My husband was the sole member of an LLC. He died. Can the spouse/I assume responsibility for the LLC? If so, how do I do that?

jjray said...

Reply to Anonymous. The fact that your husband's LLC was a single member entity does not change the discussion above, in my view. The LLC interest becomes part of your husband's estate. This means you have to go through the probate court process to gain control of the LLC.

Jeff said...

Just want to understand. If an LLC is solely owned by one person (no wife or children) and something happens to that owner, what happens to the LLC and all the employees? I was told the LLC goes away. I hope that is wrong.

Anonymous said...

SM: My husband and I ran a consultancy together. He registered the company as a LLC as a sole member. However, I am listed as the president of the company on the New Jersey Business Entity Status Report. My husband has recently passed away. Do I become the sole member if I register the company again or do I have to probate this? Also, he signed an agreement with a UK company for the licensing of their name. The agreement does not have a termination date. Can they pull that away because my husband has passed away? or does the company still have the right to use the name?

Anonymous said...

My wife and mother will form a LLC Partnership to buy and manage real estate. When mother passes away or is not able to delegate decisions to continue the LLC, am I to assume my wife will take over providing it is in the operating agreement? Also, can mother pass full ownership to daughter without other siblings attestation or getting involved looking for a share of the corporation?

jjray said...

Reply to Anonymous of 4-11-12:
As to management of the LLC, this issue can be addressed in the operating agreement.

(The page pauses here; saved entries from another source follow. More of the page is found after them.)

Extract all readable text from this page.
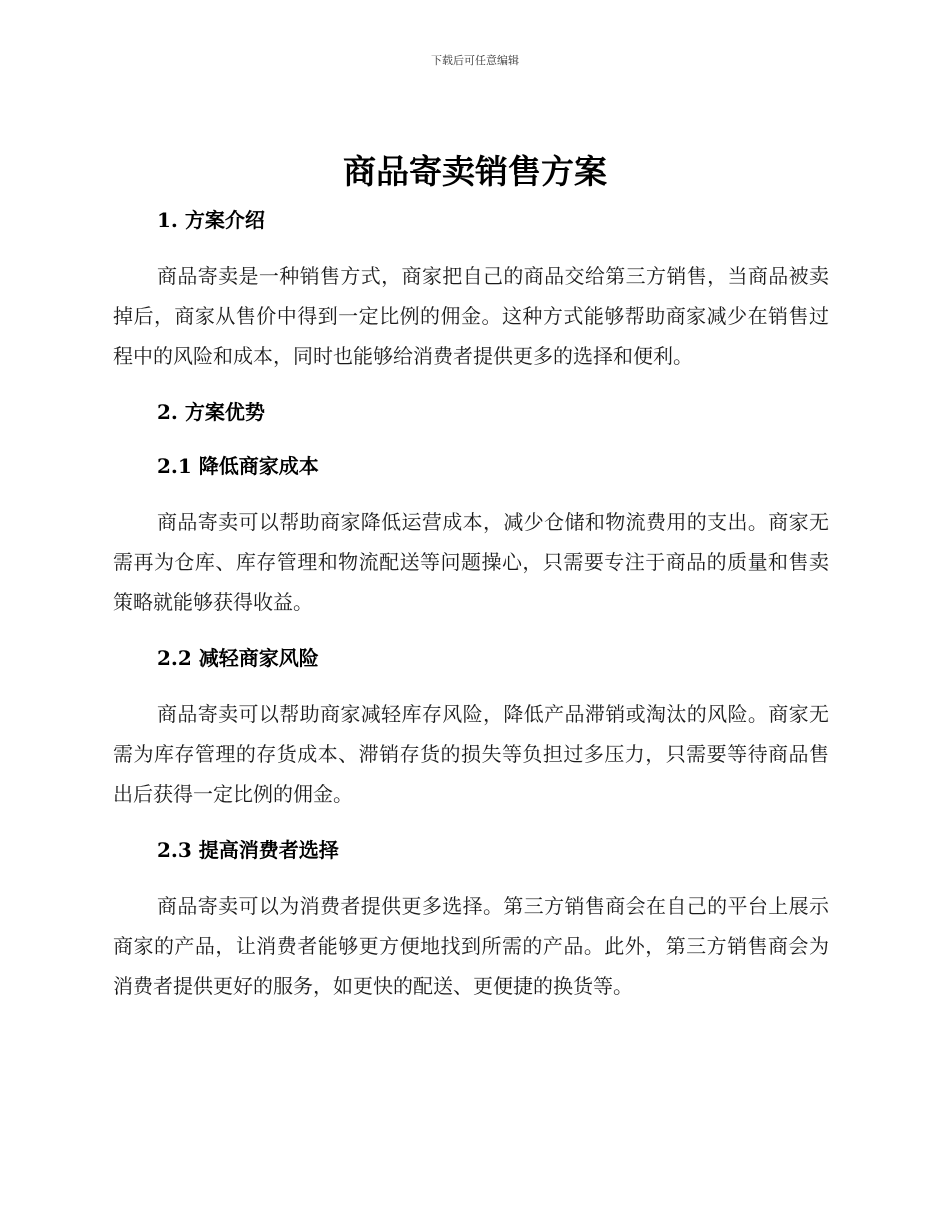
下载后可任意编辑
商品寄卖销售方案

1. 方案介绍

商品寄卖是一种销售方式，商家把自己的商品交给第三方销售，当商品被卖掉后，商家从售价中得到一定比例的佣金。这种方式能够帮助商家减少在销售过程中的风险和成本，同时也能够给消费者提供更多的选择和便利。

2. 方案优势

2.1 降低商家成本

商品寄卖可以帮助商家降低运营成本，减少仓储和物流费用的支出。商家无需再为仓库、库存管理和物流配送等问题操心，只需要专注于商品的质量和售卖策略就能够获得收益。

2.2 减轻商家风险

商品寄卖可以帮助商家减轻库存风险，降低产品滞销或淘汰的风险。商家无需为库存管理的存货成本、滞销存货的损失等负担过多压力，只需要等待商品售出后获得一定比例的佣金。

2.3 提高消费者选择

商品寄卖可以为消费者提供更多选择。第三方销售商会在自己的平台上展示商家的产品，让消费者能够更方便地找到所需的产品。此外，第三方销售商会为消费者提供更好的服务，如更快的配送、更便捷的换货等。
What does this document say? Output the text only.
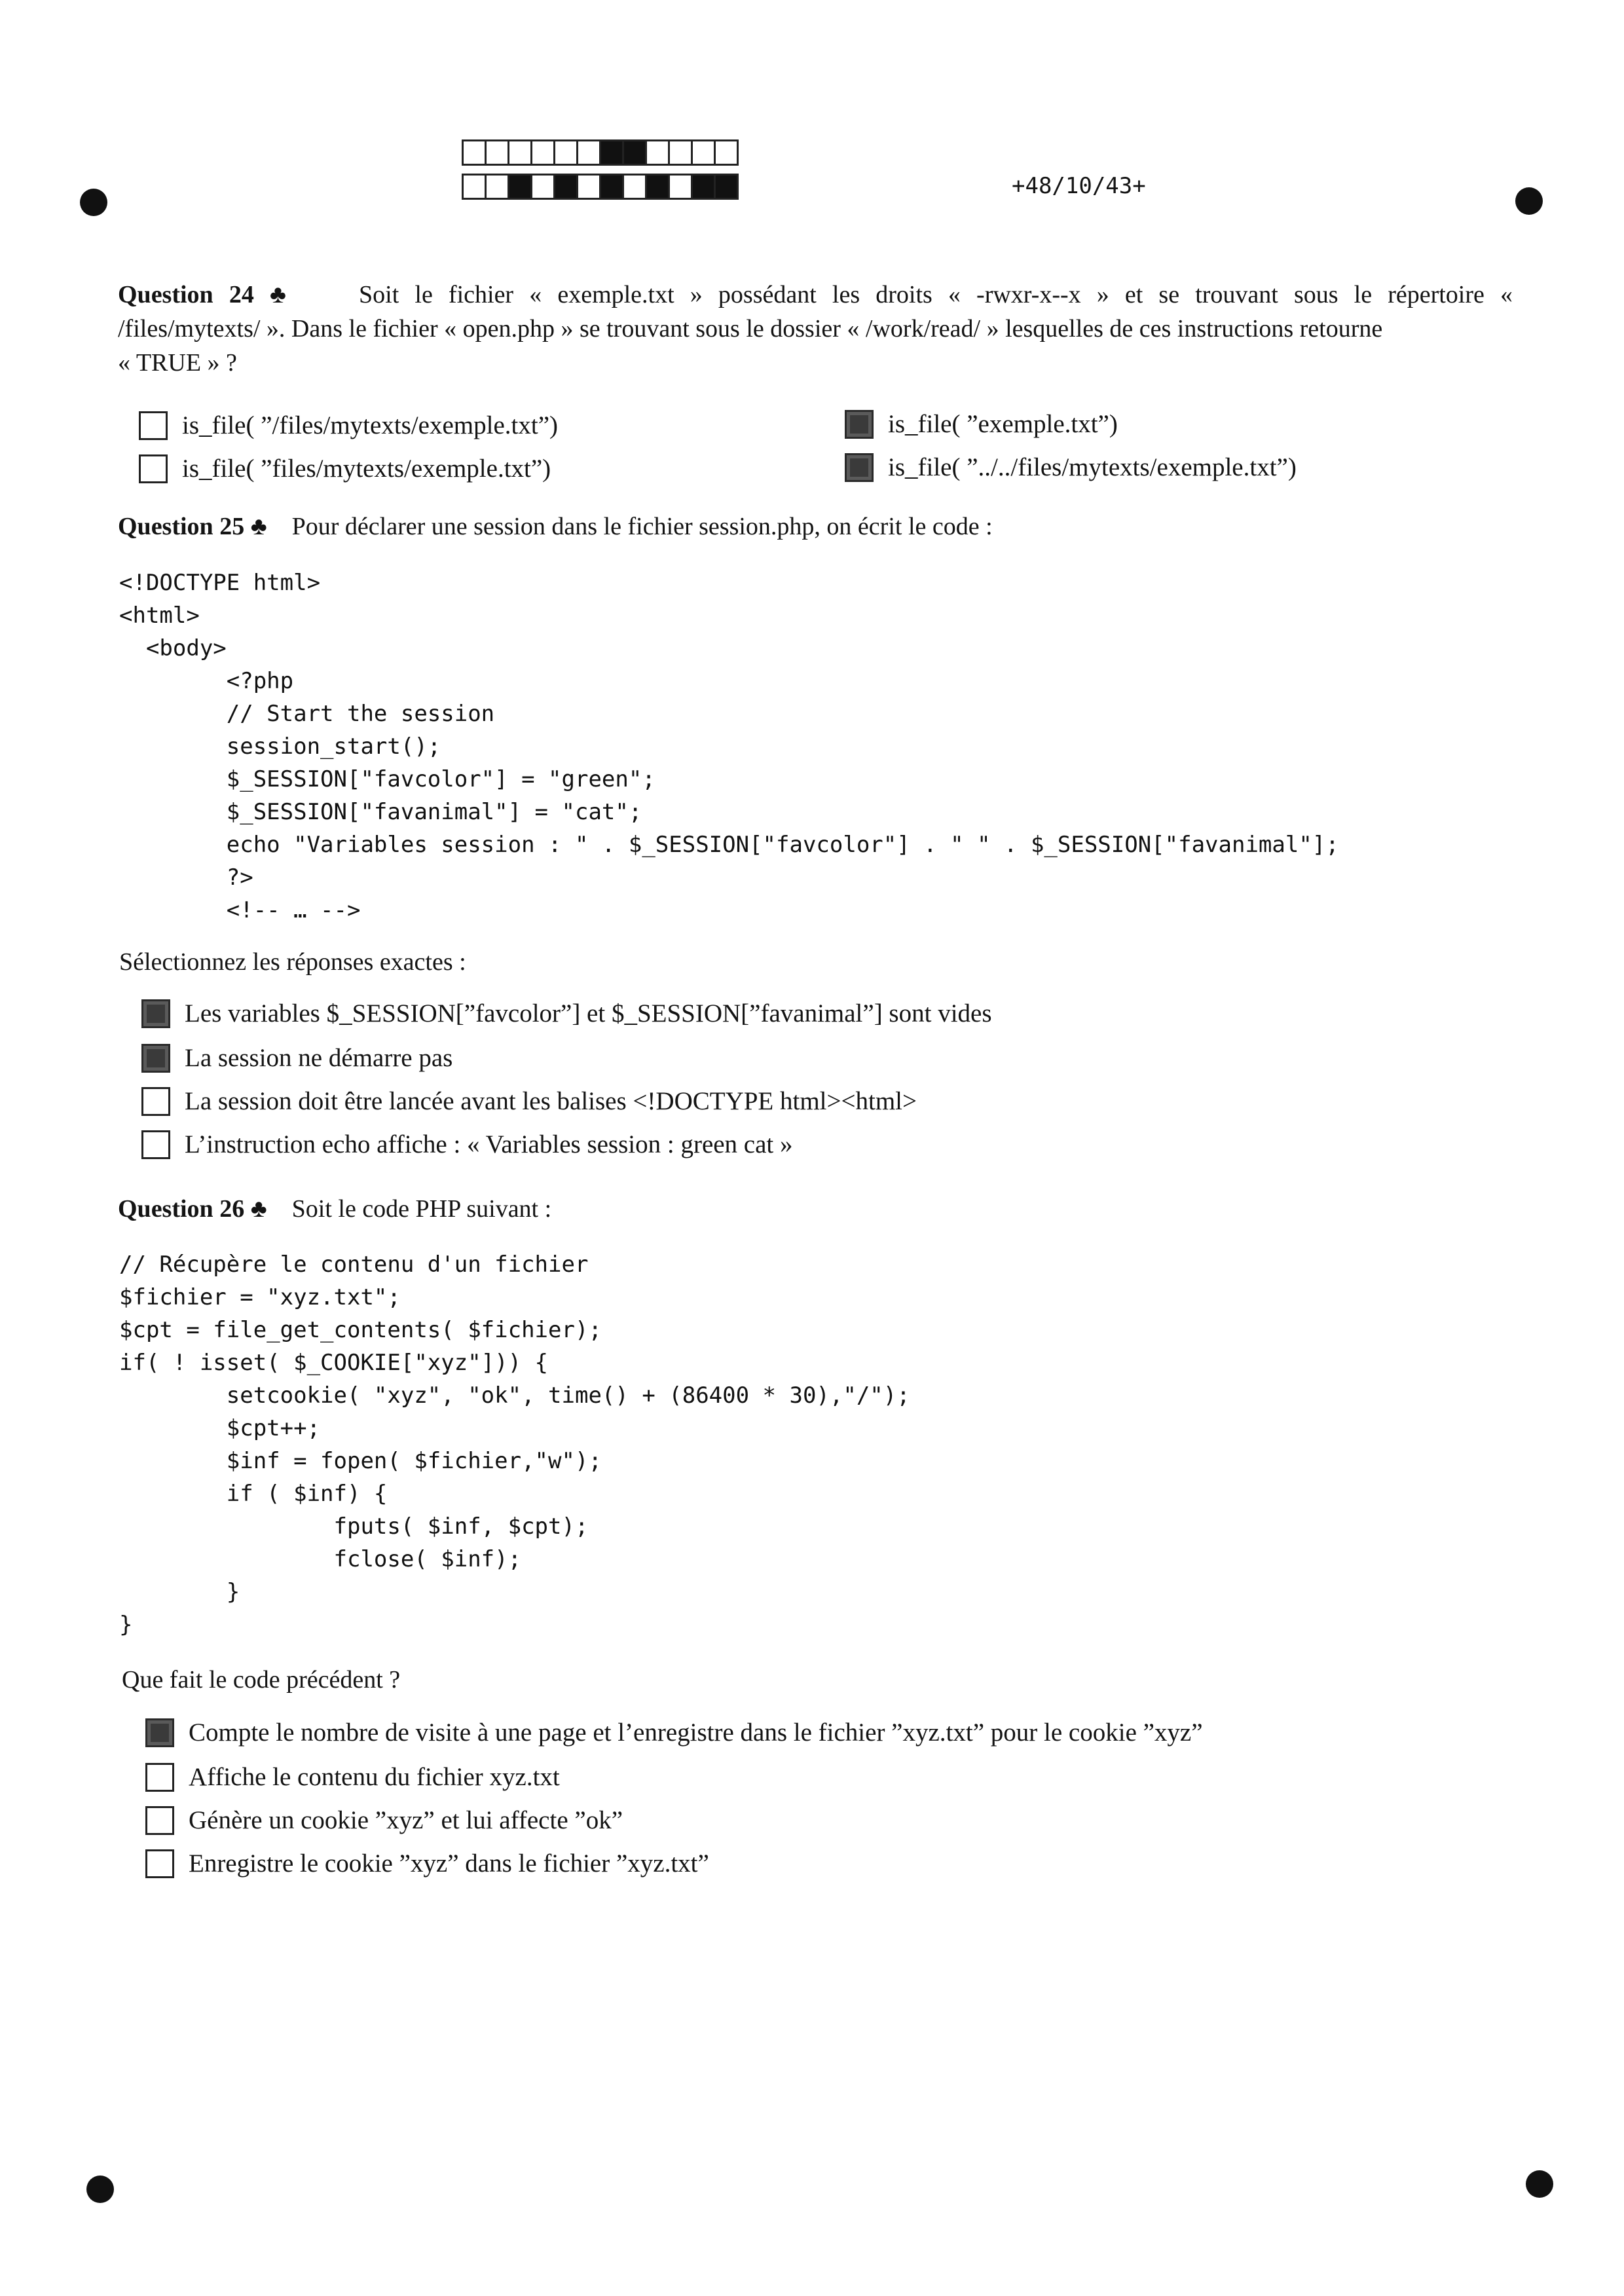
+48/10/43+
Question 24 ♣	Soit le fichier « exemple.txt » possédant les droits « -rwxr-x--x » et se trouvant sous le répertoire «
/files/mytexts/ ». Dans le fichier « open.php » se trouvant sous le dossier « /work/read/ » lesquelles de ces instructions retourne
« TRUE » ?
is_file( ”/files/mytexts/exemple.txt”)
is_file( ”files/mytexts/exemple.txt”)
is_file( ”exemple.txt”)
is_file( ”../../files/mytexts/exemple.txt”)
Question 25 ♣ Pour déclarer une session dans le fichier session.php, on écrit le code :
<!DOCTYPE html>
<html>
<body>
<?php
// Start the session
session_start();
$_SESSION["favcolor"] = "green";
$_SESSION["favanimal"] = "cat";
echo "Variables session : " . $_SESSION["favcolor"] . " " . $_SESSION["favanimal"];
?>
<!-- … -->
Sélectionnez les réponses exactes :
Les variables $_SESSION[”favcolor”] et $_SESSION[”favanimal”] sont vides
La session ne démarre pas
La session doit être lancée avant les balises <!DOCTYPE html><html>
L’instruction echo affiche : « Variables session : green cat »
Question 26 ♣ Soit le code PHP suivant :
// Récupère le contenu d'un fichier
$fichier = "xyz.txt";
$cpt = file_get_contents( $fichier);
if( ! isset( $_COOKIE["xyz"])) {
setcookie( "xyz", "ok", time() + (86400 * 30),"/");
$cpt++;
$inf = fopen( $fichier,"w");
if ( $inf) {
fputs( $inf, $cpt);
fclose( $inf);
}
}
Que fait le code précédent ?
Compte le nombre de visite à une page et l’enregistre dans le fichier ”xyz.txt” pour le cookie ”xyz”
Affiche le contenu du fichier xyz.txt
Génère un cookie ”xyz” et lui affecte ”ok”
Enregistre le cookie ”xyz” dans le fichier ”xyz.txt”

As to the estate planning issue you described, that is not a matter generally addressed in the operating agreement per se (i.e., bequeathing an ownership interest after death of a member); however, buy-sell agreements and preventing an heir of a deceased member from becoming a new member without the authorization of the surviving member(s) are mechanisms that can be drafted into an operating agreement to help manage this issue. Seek further advice from a local attorney.

Anonymous said...

My business partner just passed away on Jan 24, 2012. We were a multi member LLC. Our operating agreement doesn't spell out the death of a member. Her husband has agreed to pay me half of her debt and I am continuing the business. When calculating his half should I use the date of her death or the last day of the month she died? We are in the state of AZ.

Jerry said...

My business partner in our Georgia llc passed away last month and was not married,so his half of the company goes to his son and daughter.My partner and I had been working on our company for over a year,and were approximately three months from having our product ready to bring to market. The company is not making any money,but quite a bit more money needs to be put into the company to bring the product out. I want the company to succeed,but it can't with them involved. We were going to add some amendments to our operating agreement to cover a situation like this,but unfortunately he passed away before we got it done. Any ideas how I should approach them would be most welcome.